Empire tax avoidance - if true, how wonderful

The Tax Justice Network is shouting about how those remnants of empire, the territories and dependencies, drive corporate tax avoidance. Let us assume that TJN are correct in this claim - isn’t that a lovely and wondrous thing?

The UK and its “corporate tax haven network” is by far the world’s greatest enabler of corporate tax avoidance, research has claimed.

British territories and dependencies made up four of the 10 places that have done the most to “proliferate corporate tax avoidance” on the corporate tax haven index.

Corporate tax avoidance being a good thing, therefore this is a good thing, enabling it.

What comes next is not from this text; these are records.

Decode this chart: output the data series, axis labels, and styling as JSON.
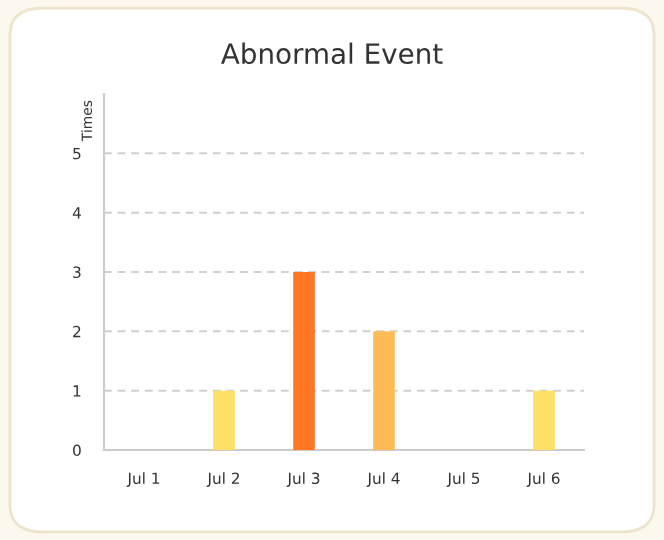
{
  "chart_data": {
    "type": "bar",
    "title": "Abnormal Event",
    "ylabel": "Times",
    "categories": [
      "Jul 1",
      "Jul 2",
      "Jul 3",
      "Jul 4",
      "Jul 5",
      "Jul 6"
    ],
    "values": [
      0,
      1,
      3,
      2,
      0,
      1
    ],
    "colors": [
      "#ffe066",
      "#ffe066",
      "#ff7722",
      "#ffbb55",
      "#ffe066",
      "#ffe066"
    ],
    "ylim": [
      0,
      6
    ],
    "yticks": [
      0,
      1,
      2,
      3,
      4,
      5
    ],
    "grid": "y",
    "legend": false
  }
}
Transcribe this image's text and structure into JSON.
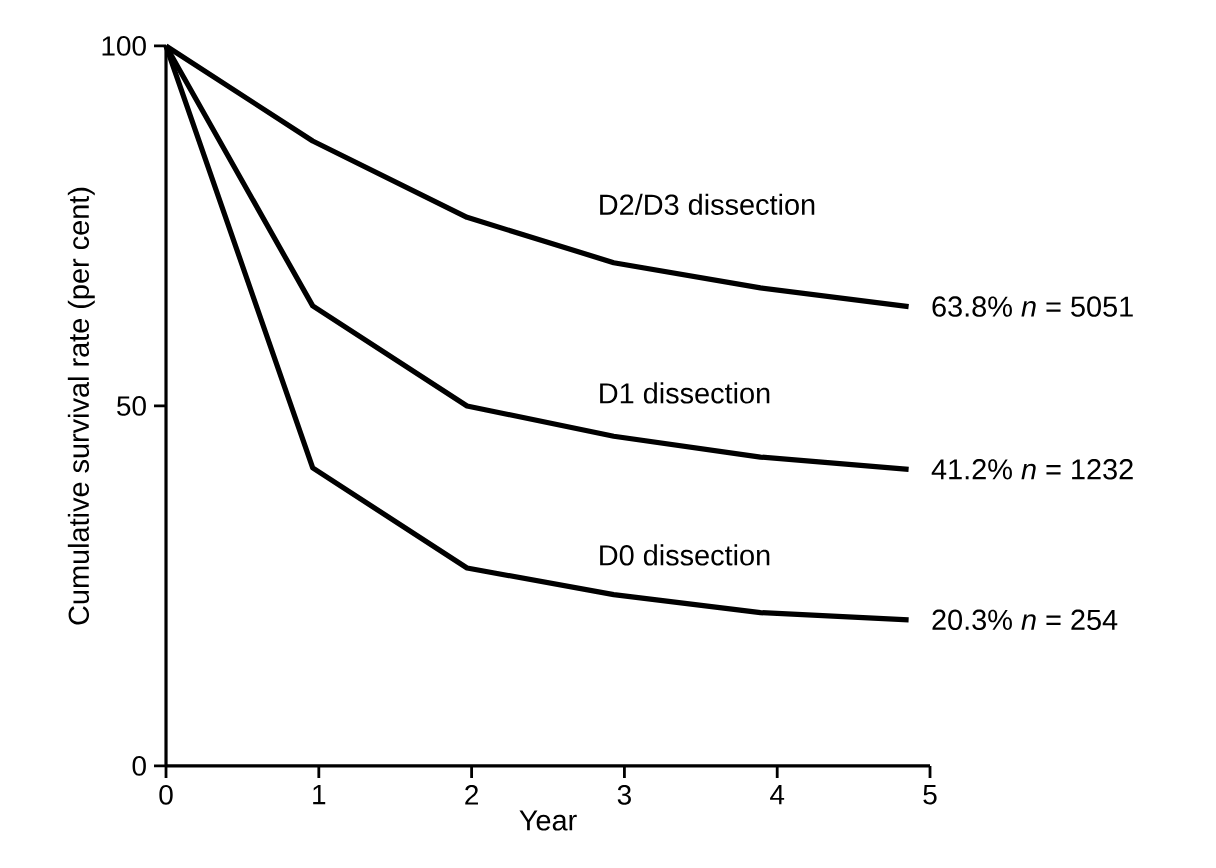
{
  "chart_data": {
    "type": "line",
    "xlabel": "Year",
    "ylabel": "Cumulative survival rate (per cent)",
    "xlim": [
      0,
      5
    ],
    "ylim": [
      0,
      100
    ],
    "xticks": [
      0,
      1,
      2,
      3,
      4,
      5
    ],
    "yticks": [
      0,
      50,
      100
    ],
    "grid": false,
    "marker": "none",
    "line_style": "solid",
    "x": [
      0,
      0.96,
      1.97,
      2.93,
      3.89,
      4.86
    ],
    "series": [
      {
        "name": "D2/D3 dissection",
        "color": "#000000",
        "values": [
          100,
          86.8,
          76.2,
          69.9,
          66.4,
          63.8
        ]
      },
      {
        "name": "D1 dissection",
        "color": "#000000",
        "values": [
          100,
          63.9,
          50,
          45.8,
          42.9,
          41.2
        ]
      },
      {
        "name": "D0 dissection",
        "color": "#000000",
        "values": [
          100,
          41.4,
          27.5,
          23.8,
          21.3,
          20.3
        ]
      }
    ],
    "annotations": [
      "63.8%  *n* = 5051",
      "41.2%  *n* = 1232",
      "20.3%  *n* = 254"
    ]
  }
}
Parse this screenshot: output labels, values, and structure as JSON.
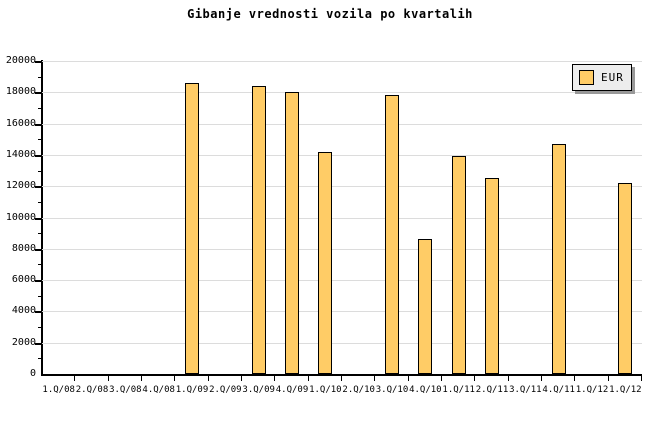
{
  "page": {
    "background": "#FFFFFF"
  },
  "chart_data": {
    "type": "bar",
    "title": "Gibanje vrednosti vozila po kvartalih",
    "categories": [
      "1.Q/08",
      "2.Q/08",
      "3.Q/08",
      "4.Q/08",
      "1.Q/09",
      "2.Q/09",
      "3.Q/09",
      "4.Q/09",
      "1.Q/10",
      "2.Q/10",
      "3.Q/10",
      "4.Q/10",
      "1.Q/11",
      "2.Q/11",
      "3.Q/11",
      "4.Q/11",
      "1.Q/12",
      "1.Q/12"
    ],
    "series": [
      {
        "name": "EUR",
        "values": [
          null,
          null,
          null,
          null,
          18600,
          null,
          18400,
          18000,
          14200,
          null,
          17800,
          8600,
          13900,
          12500,
          null,
          14700,
          null,
          12200
        ]
      }
    ],
    "xlabel": "",
    "ylabel": "",
    "ylim": [
      0,
      20000
    ],
    "ytick_major": 2000,
    "ytick_minor": 1000,
    "grid": "horizontal-major",
    "legend": {
      "label": "EUR",
      "position": "top-right"
    },
    "colors": {
      "bar_fill": "#FFCC66",
      "bar_border": "#000000",
      "grid": "#DCDCDC",
      "axis": "#000000",
      "legend_bg": "#EDEDED",
      "legend_shadow": "#999999",
      "background": "#FFFFFF"
    }
  }
}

Alex Cobham, the Tax Justice Network chief executive, said a handful of the richest countries had waged a world tax war “so corrosive it had broken the global corporate tax system beyond repair”.

Truly excellent then.

This is not because we believe the plutocrats should never be taxed - we’re right with Adam Smith himself in more than in proportion of the tax burden. Rather, it’s just that we’ve read a little further in the economic textbooks and know that corporate taxation is a bad system of taxation. We shouldn’t be trying to tax economic activity at the level of the firm at all.

Given that the entire economy is indeed incomes to someone we can and should tax that economic activity when it turns up as an income to someone. Simples - and yes, the standard research does indeed tell us that this is economically efficient in a manner that corporate taxation is not. That we’ve a legal and regulatory system in which competition leads to this desirable outcome, the collapse of the inefficient current system? Well, that’s good, isn’t it.